Identification of biomarkers associated with M1 macrophages in the ST-segment elevation myocardial infarction through bioinformatics and machine learning approaches.

ST-segment elevation myocardial infarction (STEMI) is considered a critical cardiac condition with a poor prognosis. Shortly after STEMI occurs, the increased number of circulating leukocytes including macrophages can lead to the accumulation of more cells in the myocardium, affecting the cardiac immune microenvironment. Identifying serum biomarkers associated with immune infiltration after STEMI is important for diagnosing and treating STEMI. In this work, we aimed to use integrated bioinformatics and machine learning methods to identify new biomarkers. First, candidate genes closely associated with M1 macrophage immune infiltration and STEMI were obtained using the limma package, the CIBERSORTx package, weighted gene coexpression network analysis (WGCNA), and protein‒protein interaction (PPI) networks from the GSE59867 dataset, which comprises peripheral blood mononuclear cell (PBMC) samples. The STEMI patients were subsequently stratified into subtypes using the ConsensusClusterPlus package.

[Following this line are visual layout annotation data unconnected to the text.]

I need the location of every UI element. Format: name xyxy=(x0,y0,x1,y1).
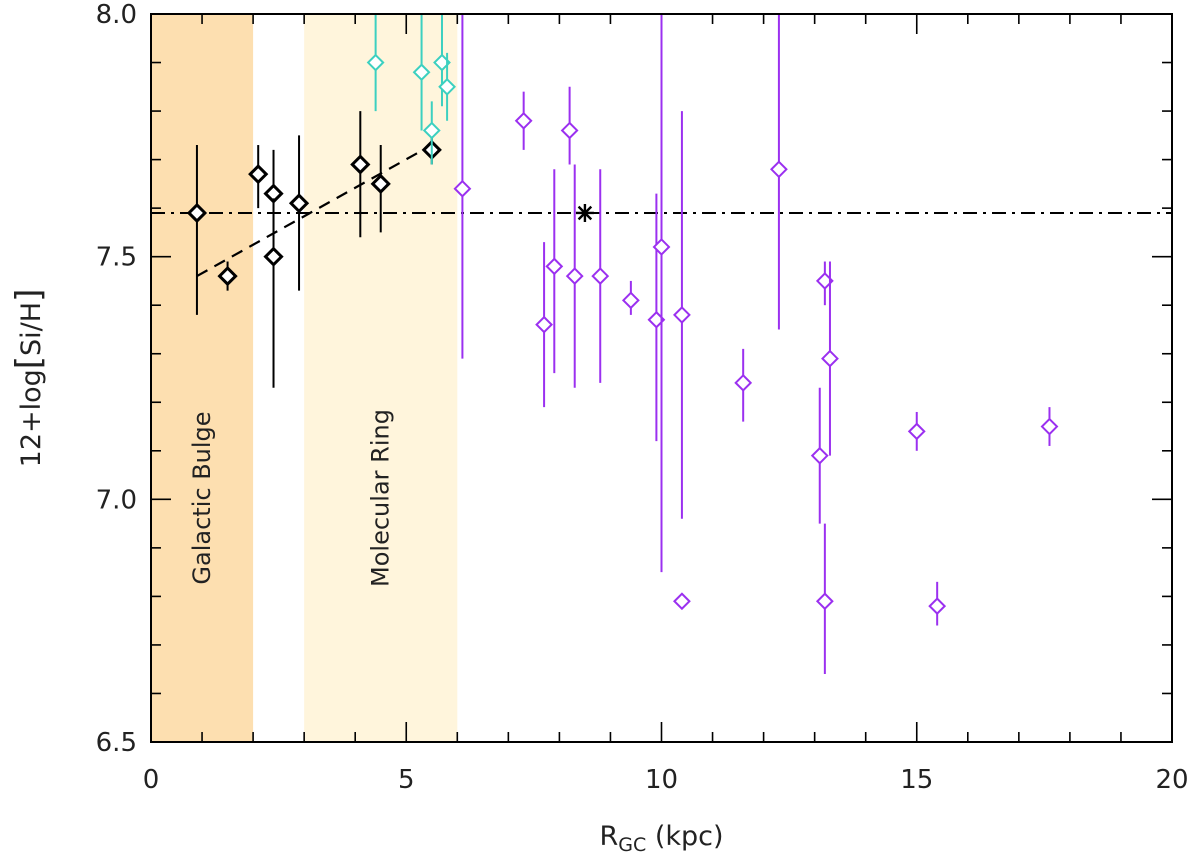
x-tick-label: 15 xyxy=(900,765,933,795)
region-label-galactic-bulge: Galactic Bulge xyxy=(188,411,216,584)
diamond-marker xyxy=(815,592,834,611)
data-point-inner xyxy=(217,261,238,291)
diamond-marker xyxy=(248,164,269,185)
diamond-marker xyxy=(810,446,829,465)
diamond-marker xyxy=(821,349,839,368)
diamond-marker xyxy=(438,77,457,96)
region-galactic-bulge xyxy=(151,14,254,742)
data-point-outer xyxy=(673,592,691,611)
diamond-marker xyxy=(673,305,691,324)
diamond-marker xyxy=(370,173,391,194)
data-point-outer xyxy=(810,387,829,524)
y-tick-label: 8.0 xyxy=(96,0,137,30)
region-label-molecular-ring: Molecular Ring xyxy=(367,409,395,587)
data-point-inner xyxy=(263,198,284,388)
diamond-marker xyxy=(288,193,310,214)
x-tick-label: 5 xyxy=(398,765,415,795)
diamond-marker xyxy=(928,597,947,616)
diamond-marker xyxy=(453,179,472,198)
data-point-outer xyxy=(652,14,671,573)
diamond-marker xyxy=(770,160,788,179)
diamond-marker xyxy=(907,422,926,441)
data-point-outer xyxy=(907,411,926,451)
diamond-marker xyxy=(673,592,691,611)
y-axis-title-bracket-open: [ xyxy=(9,356,49,369)
diamond-marker xyxy=(514,111,533,130)
data-point-outer xyxy=(591,169,610,383)
diamond-marker xyxy=(565,267,584,285)
diamond-marker xyxy=(366,53,385,72)
asterisk-stroke xyxy=(577,205,593,221)
diamond-marker xyxy=(217,265,238,287)
x-axis-title-unit: (kpc) xyxy=(646,821,723,852)
diamond-marker xyxy=(545,257,564,276)
y-axis-title-bracket-close: ] xyxy=(9,289,49,302)
diamond-marker xyxy=(422,121,441,140)
solar-asterisk-marker xyxy=(575,203,594,222)
region-molecular-ring xyxy=(304,14,458,742)
x-axis-title-subscript: GC xyxy=(618,834,646,856)
diamond-marker xyxy=(1040,417,1059,436)
data-point-inner xyxy=(370,145,391,233)
data-point-outer xyxy=(514,91,533,150)
diamond-marker xyxy=(263,246,284,267)
axis-ticks xyxy=(150,13,1173,743)
data-point-inner xyxy=(186,145,208,315)
data-point-inner xyxy=(350,111,371,238)
data-point-outer xyxy=(770,14,788,330)
x-axis-title: RGC (kpc) xyxy=(599,821,723,856)
data-point-outer xyxy=(621,280,640,315)
svg-text:12+log[Si/H]: 12+log[Si/H] xyxy=(9,289,49,468)
data-points xyxy=(186,14,1059,675)
x-axis-title-main: R xyxy=(599,821,618,852)
diamond-marker xyxy=(652,238,671,256)
plot-frame xyxy=(150,13,1173,743)
data-point-cyan xyxy=(366,14,385,112)
y-tick-label: 6.5 xyxy=(96,728,137,758)
diamond-marker xyxy=(535,315,553,334)
data-point-outer xyxy=(560,86,579,165)
data-point-outer xyxy=(1040,407,1059,446)
y-axis-title-prefix: 12+log xyxy=(16,369,47,467)
data-point-cyan xyxy=(412,14,431,131)
diamond-marker xyxy=(350,154,371,175)
data-point-outer xyxy=(815,523,834,675)
data-point-outer xyxy=(821,261,839,456)
data-point-cyan xyxy=(438,52,457,121)
data-point-outer xyxy=(545,169,564,374)
y-axis-title: 12+log[Si/H] xyxy=(9,289,49,468)
gradient-fit-line xyxy=(196,144,433,278)
tick-labels: 0 5 10 15 20 6.5 7.0 7.5 8.0 xyxy=(96,0,1189,795)
y-tick-label: 7.0 xyxy=(96,485,137,515)
data-point-cyan xyxy=(422,101,441,165)
data-point-inner xyxy=(248,145,269,209)
x-tick-label: 0 xyxy=(143,765,160,795)
x-tick-label: 10 xyxy=(645,765,678,795)
x-tick-label: 20 xyxy=(1155,765,1188,795)
diamond-marker xyxy=(591,267,610,285)
y-tick-label: 7.5 xyxy=(96,243,137,273)
diamond-marker xyxy=(412,63,431,82)
diamond-marker xyxy=(560,121,579,140)
shaded-regions: Galactic Bulge Molecular Ring xyxy=(151,14,458,742)
data-point-outer xyxy=(535,242,553,408)
y-axis-title-inner: Si/H xyxy=(16,302,47,356)
diamond-marker xyxy=(734,373,753,392)
data-point-inner xyxy=(288,135,310,291)
data-point-outer xyxy=(734,348,753,422)
data-point-outer xyxy=(673,111,691,519)
data-point-outer xyxy=(453,14,472,359)
diamond-marker xyxy=(621,291,640,310)
data-point-outer xyxy=(565,164,584,388)
data-point-outer xyxy=(928,581,947,626)
reference-lines xyxy=(151,144,1172,278)
diamond-marker xyxy=(186,202,208,224)
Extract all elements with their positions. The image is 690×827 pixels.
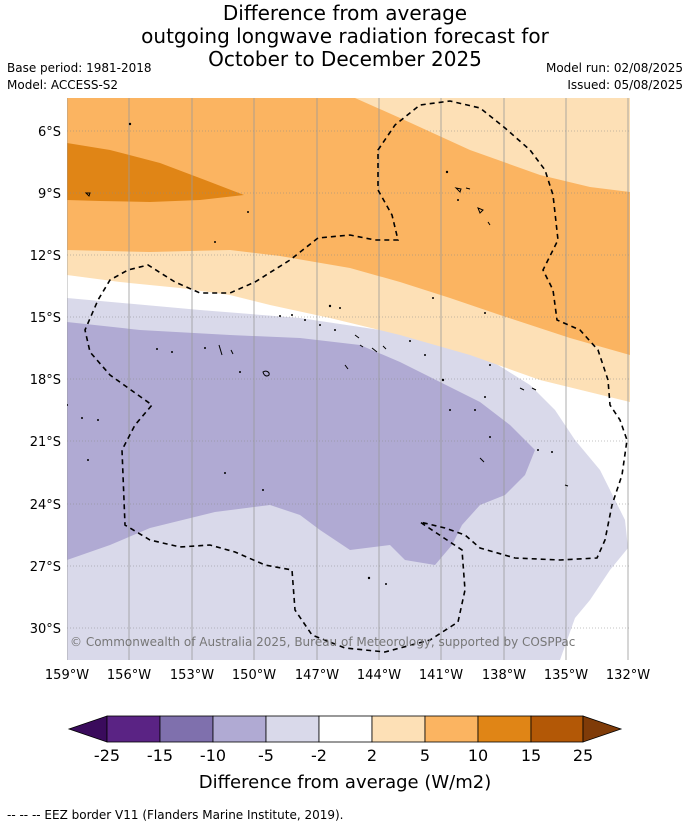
lon-label: 159°W: [45, 668, 89, 683]
lon-label: 138°W: [482, 668, 526, 683]
colorbar-tick: -5: [258, 746, 274, 765]
colorbar-swatch: [530, 715, 584, 743]
title-line-1: Difference from average: [222, 1, 468, 25]
lat-label: 27°S: [30, 560, 61, 575]
colorbar-title: Difference from average (W/m2): [199, 772, 491, 793]
lat-label: 24°S: [30, 498, 61, 513]
meta-right: Model run: 02/08/2025 Issued: 05/08/2025: [546, 60, 683, 94]
lat-label: 30°S: [30, 622, 61, 637]
lat-label: 18°S: [30, 373, 61, 388]
colorbar-swatch: [477, 715, 532, 743]
meta-left: Base period: 1981-2018 Model: ACCESS-S2: [7, 60, 152, 94]
issued-date: Issued: 05/08/2025: [567, 78, 683, 92]
model-name: Model: ACCESS-S2: [7, 78, 119, 92]
lon-label: 141°W: [419, 668, 463, 683]
lat-label: 21°S: [30, 435, 61, 450]
lon-label: 153°W: [170, 668, 214, 683]
lon-label: 147°W: [295, 668, 339, 683]
colorbar-swatch: [265, 715, 320, 743]
colorbar-tick: 2: [367, 746, 377, 765]
lon-label: 135°W: [544, 668, 588, 683]
colorbar-swatch: [212, 715, 267, 743]
colorbar-tick: -25: [94, 746, 120, 765]
colorbar-swatch: [159, 715, 214, 743]
lon-label: 132°W: [606, 668, 650, 683]
copyright-text: © Commonwealth of Australia 2025, Bureau…: [70, 635, 575, 649]
colorbar-tick: -10: [200, 746, 226, 765]
lon-label: 156°W: [107, 668, 151, 683]
gridlines: [67, 130, 630, 629]
latitude-labels: 6°S 9°S 12°S 15°S 18°S 21°S 24°S 27°S 30…: [30, 125, 61, 637]
colorbar-swatch: [106, 715, 161, 743]
model-run: Model run: 02/08/2025: [545, 61, 683, 75]
lat-label: 12°S: [30, 249, 61, 264]
colorbar: [67, 715, 623, 743]
colorbar-tick: 25: [573, 746, 593, 765]
anomaly-band-plus5: [67, 98, 630, 355]
lat-label: 6°S: [38, 125, 61, 140]
longitude-labels: 159°W 156°W 153°W 150°W 147°W 144°W 141°…: [45, 668, 650, 683]
colorbar-tick: -2: [311, 746, 327, 765]
colorbar-swatch: [424, 715, 479, 743]
colorbar-low-extend: [67, 715, 108, 743]
title-line-2: outgoing longwave radiation forecast for: [141, 24, 549, 48]
colorbar-tick: 5: [420, 746, 430, 765]
title-line-3: October to December 2025: [208, 47, 482, 71]
lon-label: 144°W: [357, 668, 401, 683]
colorbar-tick-labels: -25 -15 -10 -5 -2 2 5 10 15 25: [94, 746, 593, 765]
colorbar-tick: 10: [468, 746, 488, 765]
base-period: Base period: 1981-2018: [7, 61, 152, 75]
colorbar-swatch: [318, 715, 373, 743]
eez-border: [84, 100, 628, 653]
colorbar-tick: -15: [147, 746, 173, 765]
colorbar-tick: 15: [521, 746, 541, 765]
island-dots: [67, 122, 553, 585]
map-area: © Commonwealth of Australia 2025, Bureau…: [67, 98, 630, 660]
colorbar-high-extend: [582, 715, 623, 743]
lat-label: 15°S: [30, 311, 61, 326]
map-title: Difference from average outgoing longwav…: [0, 2, 690, 71]
footer-note: -- -- -- EEZ border V11 (Flanders Marine…: [7, 808, 344, 822]
islands: [84, 187, 569, 487]
lon-label: 150°W: [232, 668, 276, 683]
colorbar-swatch: [371, 715, 426, 743]
lat-label: 9°S: [38, 187, 61, 202]
anomaly-band-plus10: [67, 143, 244, 202]
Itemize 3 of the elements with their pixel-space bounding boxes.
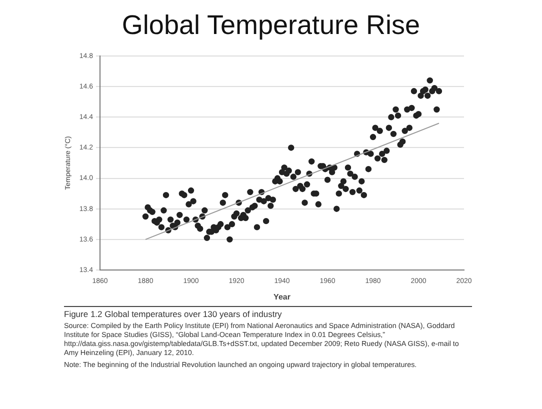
- caption: Figure 1.2 Global temperatures over 130 years of industry: [64, 309, 283, 319]
- x-axis-title: Year: [274, 292, 290, 302]
- chart-title: Global Temperature Rise: [120, 10, 422, 41]
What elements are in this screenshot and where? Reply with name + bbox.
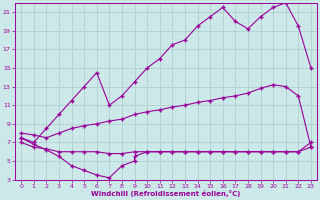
- X-axis label: Windchill (Refroidissement éolien,°C): Windchill (Refroidissement éolien,°C): [91, 190, 241, 197]
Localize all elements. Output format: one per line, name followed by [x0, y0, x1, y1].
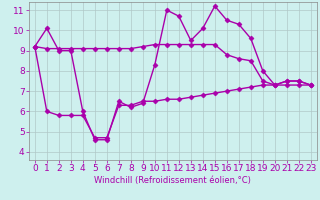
X-axis label: Windchill (Refroidissement éolien,°C): Windchill (Refroidissement éolien,°C) — [94, 176, 251, 185]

Furthermore, using machine learning methods, we identified AKT3, GJC2, HMGCL and RBM17 as the genes with the greatest potential to be associated with STEMI subtypes and with M1 macrophage infiltration during the acute phase of STEMI. Finally, the expression profile and diagnostic value of the four feature genes were validated in the GSE59867 and GSE62646 datasets and in 24 patients using real-time PCR. This study revealed logically and comprehensively that AKT3, GJC2, HMGCL and RBM17, which are derived from PBMCs, could enhance the accuracy of STEMI diagnosis and might provide effective treatment options for STEMI patients.